R-word crisis hits US

greenspun.com : LUSENET : Grassroots Information Coordination Center (GICC) : One Thread

R-word crisis hits US By STEPHEN ROMEI 27aug01

ECONOMIC data due out this week should go a long way towards answering the question that has been dangling like a sword of Damocles over Wall Street for most of the year: is the US economy in recession?

On Wednesday, the Bureau of Economic Analysis issues revised figures for second-quarter gross domestic product. Analysts expect the original 0.7 per cent growth number to shrink to zero or even worse.

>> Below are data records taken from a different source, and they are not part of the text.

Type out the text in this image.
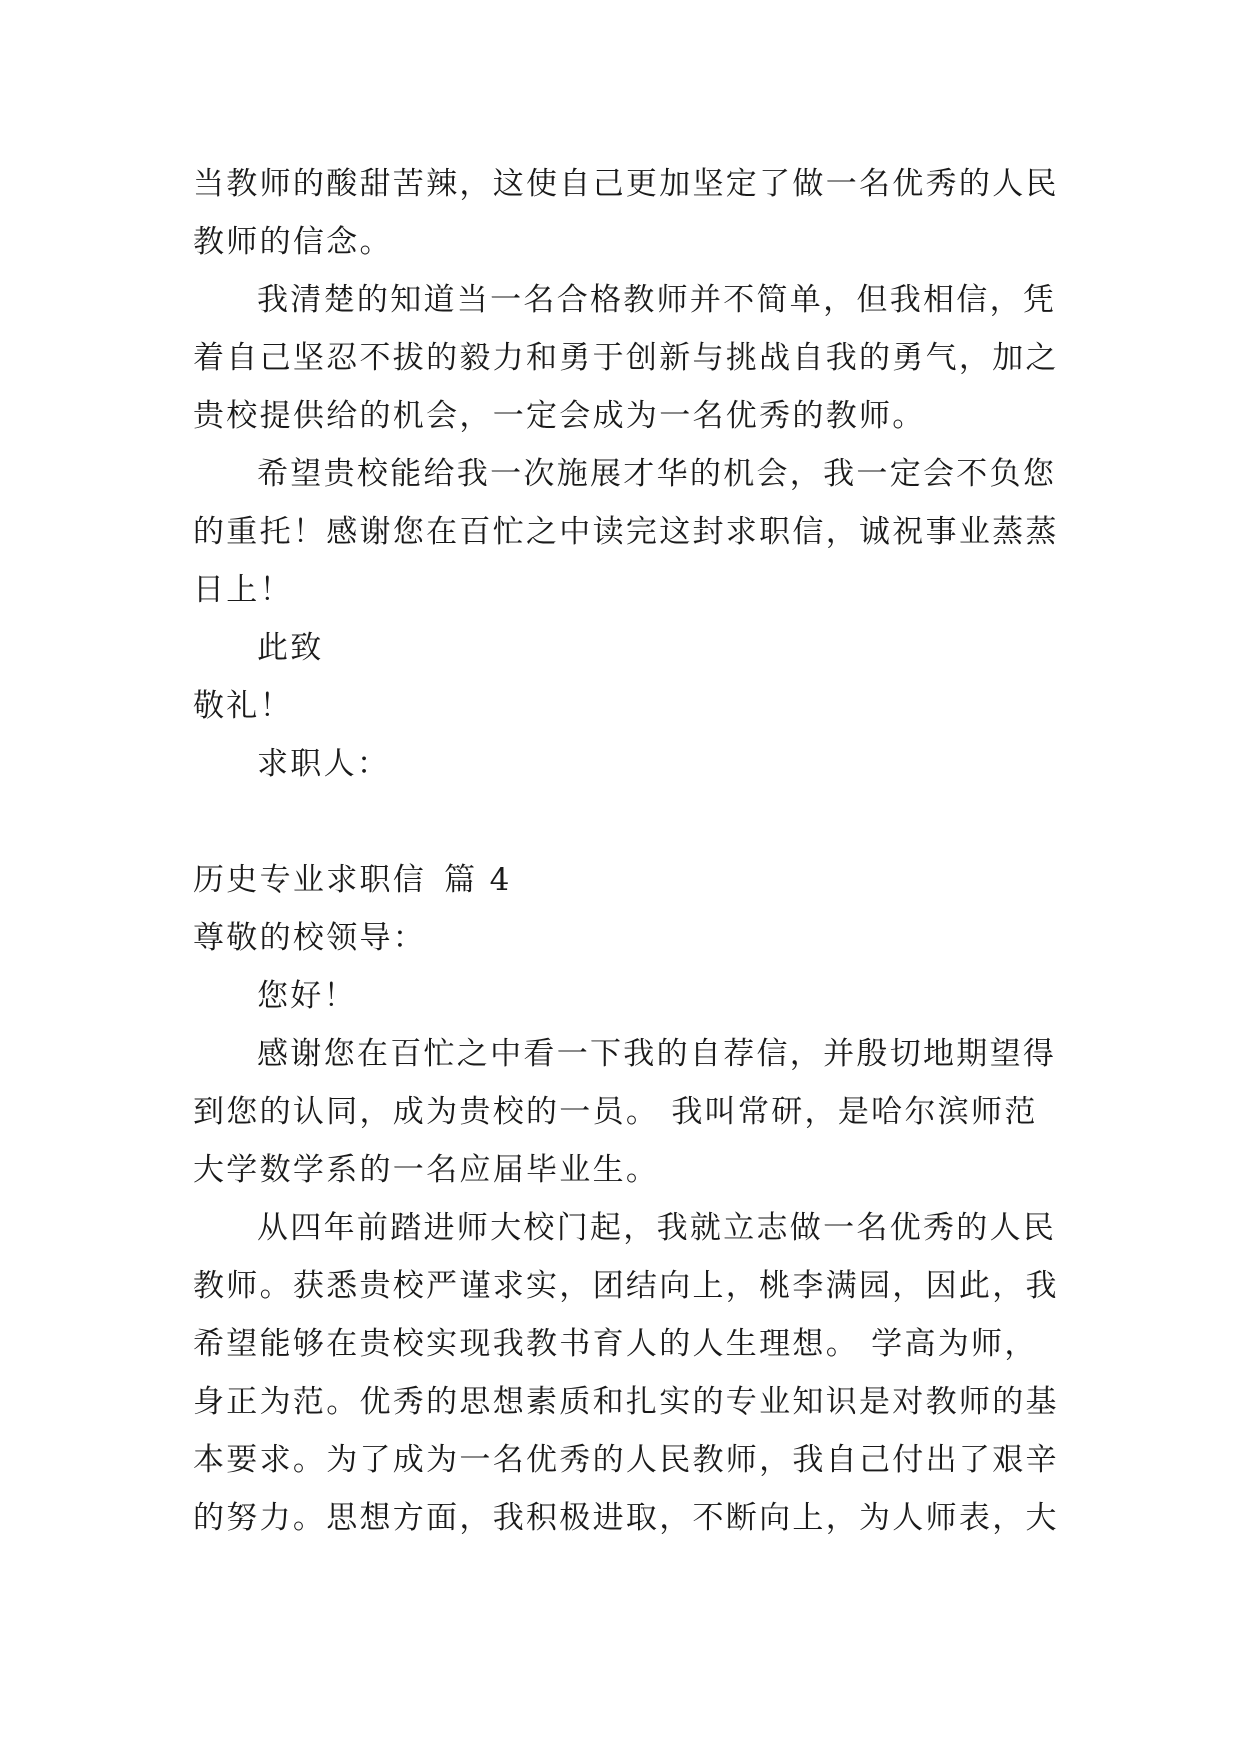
当教师的酸甜苦辣，这使自己更加坚定了做一名优秀的人民
教师的信念。
我清楚的知道当一名合格教师并不简单，但我相信，凭
着自己坚忍不拔的毅力和勇于创新与挑战自我的勇气，加之
贵校提供给的机会，一定会成为一名优秀的教师。
希望贵校能给我一次施展才华的机会，我一定会不负您
的重托！感谢您在百忙之中读完这封求职信，诚祝事业蒸蒸
日上！
此致
敬礼！
求职人：
历史专业求职信 篇 4
尊敬的校领导：
您好！
感谢您在百忙之中看一下我的自荐信，并殷切地期望得
到您的认同，成为贵校的一员。 我叫常研，是哈尔滨师范
大学数学系的一名应届毕业生。
从四年前踏进师大校门起，我就立志做一名优秀的人民
教师。获悉贵校严谨求实，团结向上，桃李满园，因此，我
希望能够在贵校实现我教书育人的人生理想。 学高为师，
身正为范。优秀的思想素质和扎实的专业知识是对教师的基
本要求。为了成为一名优秀的人民教师，我自己付出了艰辛
的努力。思想方面，我积极进取，不断向上，为人师表，大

With a recession broadly defined as two quarters of declining GDP, a minus number for the second quarter would put the R word back in the headlines.

"If we get that first negative quarter, a recession will seem more real," says Diane Dercher of investment firm Waddell & Reed. "It will open the question in people's minds again."

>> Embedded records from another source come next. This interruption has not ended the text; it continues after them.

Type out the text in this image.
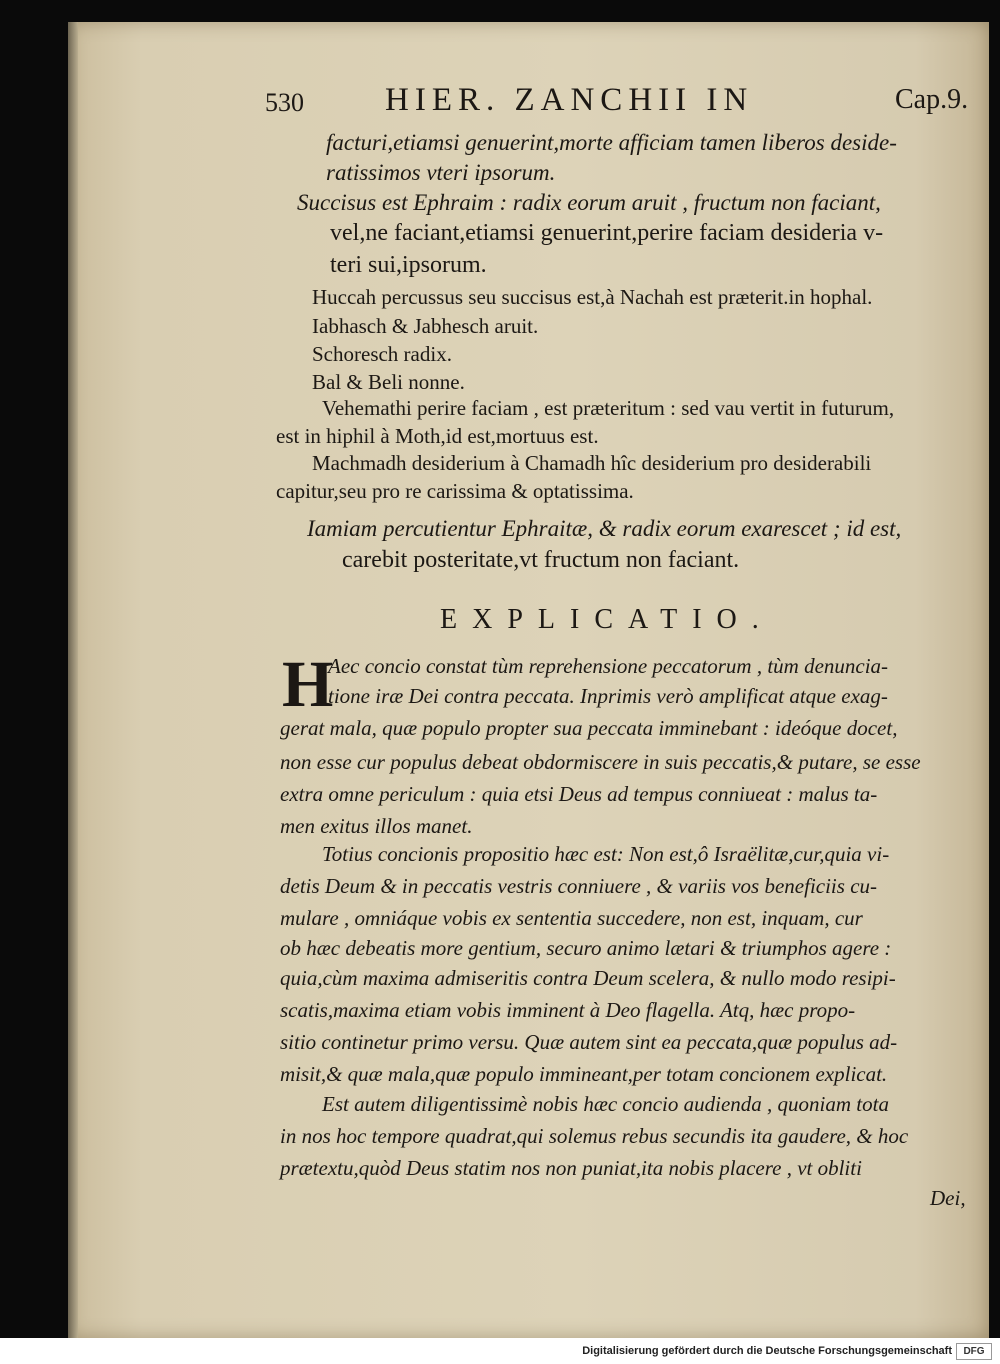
530 HIER. ZANCHII IN	Cap.9.
facturi,etiamsi genuerint,morte afficiam tamen liberos deside-
ratissimos vteri ipsorum.
Succisus est Ephraim : radix eorum aruit , fructum non faciant,
vel,ne faciant,etiamsi genuerint,perire faciam desideria v-
teri sui,ipsorum.
Huccah percussus seu succisus est,à Nachah est præterit.in hophal.
Iabhasch & Jabhesch aruit.
Schoresch radix.
Bal & Beli nonne.
Vehemathi perire faciam , est præteritum : sed vau vertit in futurum,
est in hiphil à Moth,id est,mortuus est.
Machmadh desiderium à Chamadh hîc desiderium pro desiderabili
capitur,seu pro re carissima & optatissima.
Iamiam percutientur Ephraitæ, & radix eorum exarescet ; id est,
carebit posteritate,vt fructum non faciant.
EXPLICATIO.
H
Aec concio constat tùm reprehensione peccatorum , tùm denuncia-
tione iræ Dei contra peccata. Inprimis verò amplificat atque exag-
gerat mala, quæ populo propter sua peccata imminebant : ideóque docet,
non esse cur populus debeat obdormiscere in suis peccatis,& putare, se esse
extra omne periculum : quia etsi Deus ad tempus conniueat : malus ta-
men exitus illos manet.
Totius concionis propositio hæc est: Non est,ô Israëlitæ,cur,quia vi-
detis Deum & in peccatis vestris conniuere , & variis vos beneficiis cu-
mulare , omniáque vobis ex sententia succedere, non est, inquam, cur
ob hæc debeatis more gentium, securo animo lætari & triumphos agere :
quia,cùm maxima admiseritis contra Deum scelera, & nullo modo resipi-
scatis,maxima etiam vobis imminent à Deo flagella. Atq, hæc propo-
sitio continetur primo versu. Quæ autem sint ea peccata,quæ populus ad-
misit,& quæ mala,quæ populo immineant,per totam concionem explicat.
Est autem diligentissimè nobis hæc concio audienda , quoniam tota
in nos hoc tempore quadrat,qui solemus rebus secundis ita gaudere, & hoc
prætextu,quòd Deus statim nos non puniat,ita nobis placere , vt obliti
Dei,
Digitalisierung gefördert durch die Deutsche Forschungsgemeinschaft	DFG
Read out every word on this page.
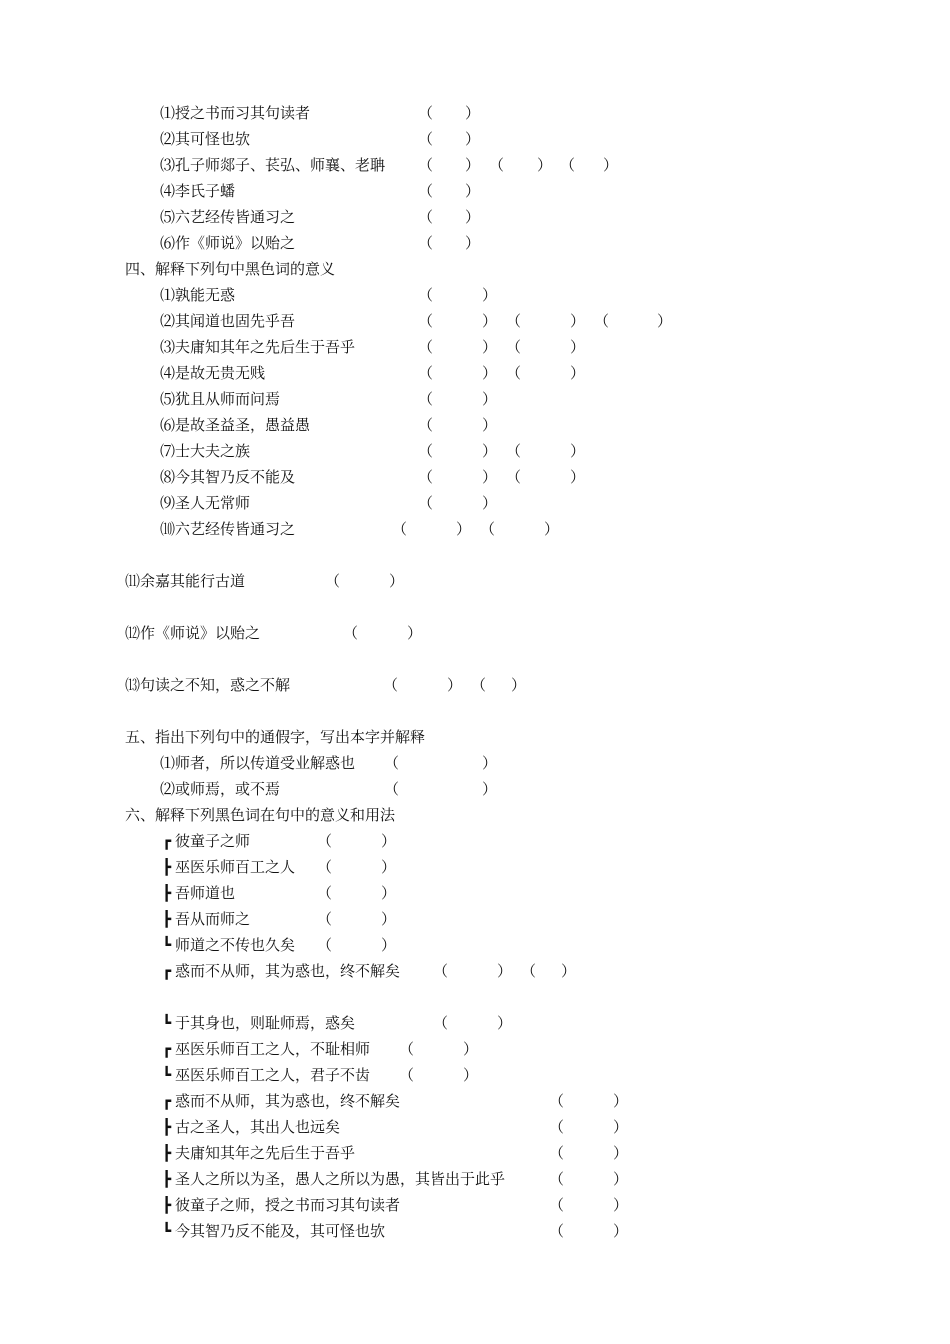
⑴授之书而习其句读者	（ ）
⑵其可怪也欤	（ ）
⑶孔子师郯子、苌弘、师襄、老聃 （ ） （ ） （ ）
⑷李氏子蟠	（ ）
⑸六艺经传皆通习之	（ ）
⑹作《师说》以贻之	（ ）
四、解释下列句中黑色词的意义
⑴孰能无惑	（	）
⑵其闻道也固先乎吾	（	） （	） （	）
⑶夫庸知其年之先后生于吾乎	（	） （	）
⑷是故无贵无贱	（	） （	）
⑸犹且从师而问焉	（	）
⑹是故圣益圣，愚益愚	（	）
⑺士大夫之族	（	） （	）
⑻今其智乃反不能及	（	） （	）
⑼圣人无常师	（	）
⑽六艺经传皆通习之	（	） （	）
⑾余嘉其能行古道	（	）
⑿作《师说》以贻之	（	）
⒀句读之不知，惑之不解	（	） （ ）
五、指出下列句中的通假字，写出本字并解释
⑴师者，所以传道受业解惑也 （	）
⑵或师焉，或不焉	（	）
六、解释下列黑色词在句中的意义和用法
┏ 彼童子之师	（	）
┣ 巫医乐师百工之人 （	）
┣ 吾师道也	（	）
┣ 吾从而师之	（	）
┗ 师道之不传也久矣 （	）
┏ 惑而不从师，其为惑也，终不解矣 （	） （ ）
┗ 于其身也，则耻师焉，惑矣	（	）
┏ 巫医乐师百工之人，不耻相师 （	）
┗ 巫医乐师百工之人，君子不齿 （	）
┏ 惑而不从师，其为惑也，终不解矣	（	）
┣ 古之圣人，其出人也远矣	（	）
┣ 夫庸知其年之先后生于吾乎	（	）
┣ 圣人之所以为圣，愚人之所以为愚，其皆出于此乎	（	）
┣ 彼童子之师，授之书而习其句读者	（	）
┗ 今其智乃反不能及，其可怪也欤	（	）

On Thursday, the bureau releases estimates for third-quarter personal income and consumption, an early hint on how the economy is faring. Analysts expect the number to come in between zero and 0.4 per cent, so a negative result would augur ill for third-quarter GDP.

If both the second-quarter GDP and the income/consumption estimates land in the red, the odds will shorten that the hitherto shaky US economy has fallen into recession for the first time in a decade.

It is just such concerns which are behind the recent fall in the US dollar and some forecasters expect that situation to prevail into 2002.

"The US dollar remains vulnerable to investor anxiety concerning US economic developments and equity market uncertainty," Merrill Lynch currency analyst Neil MacKinnin says.

"The risk of a six to nine-month correction in the US dollar is now very high in our view."

Certainly, the latest data reveals a US economy on life support. Mass layoffs have seen the number of Americans on unemployment benefits rise to 3.18 million, the highest level since September 1992.

Personal and business bankruptcies totalled 400,394 in the three months from April to June, a 25 per cent increase on the previous corresponding period.

"If this isn't a recession, it's the worst non-recession you'll ever see," says Lakshman Achuthan of the Economic Cycle Research Institute.

Even so, there is a world of psychological difference between a slowdown, no matter how protracted, and a full-blown recession.

"No one wants to utter the R word," writes Newsweek columnist Robert Samuelson. "It signifies a symbolic threshold which, if crossed, might worsen consumer, business and investor psychology."

It is the first member of that triumvirate -- the consumer -- who is all important in the present context. As the Federal Reserve made clear last week after announcing its seventh rate cut in eight months, it is household demand that is holding up the US economy.

This is particularly evident in the housing market where prices are rising at their fastest pace for more than a decade. The rise in the value of the family home -- still by far the biggest asset of ordinary Americans -- has been a balm to the burn of falling share prices.

Of course, if this week's revised GDP number and income/consumption estimates are better than expected, the market bulls will bellow another R word: recovery.

http://finance.news.com.au/common/story_page/0,4057,2693593%255E521,00.html

-- Martin Thompson (mthom1927@aol.com), August 26, 2001

Answers

If this recession bottoms now, it will be the most complex and misunderstood recession of all time. Investment-led recessions (which is what we had prior to WW II) ALWAYS take time to level out. It's the inflation-led / tight money response type recession, like every one since World War II, that are V shaped--they hit bottom quickly and bounce right back up.

I've spent my whole working career as a business / economics writer (51 paperbacks, 4 hardbacks), but I am still scratching my head over this one. I must admit, all this "new economy" talk of the past few years has me baffled. Maybe time has passed me by. It will be most interesting to see if some form of new voodoo prevails, governing this business cycle, or if the old, basic fundamentals will rule again.

-- JackW (jpayne@webtv.com), August 26, 2001.


This will certainly be a tell-tale week, and give us good direction as to stock market reaction this Fall.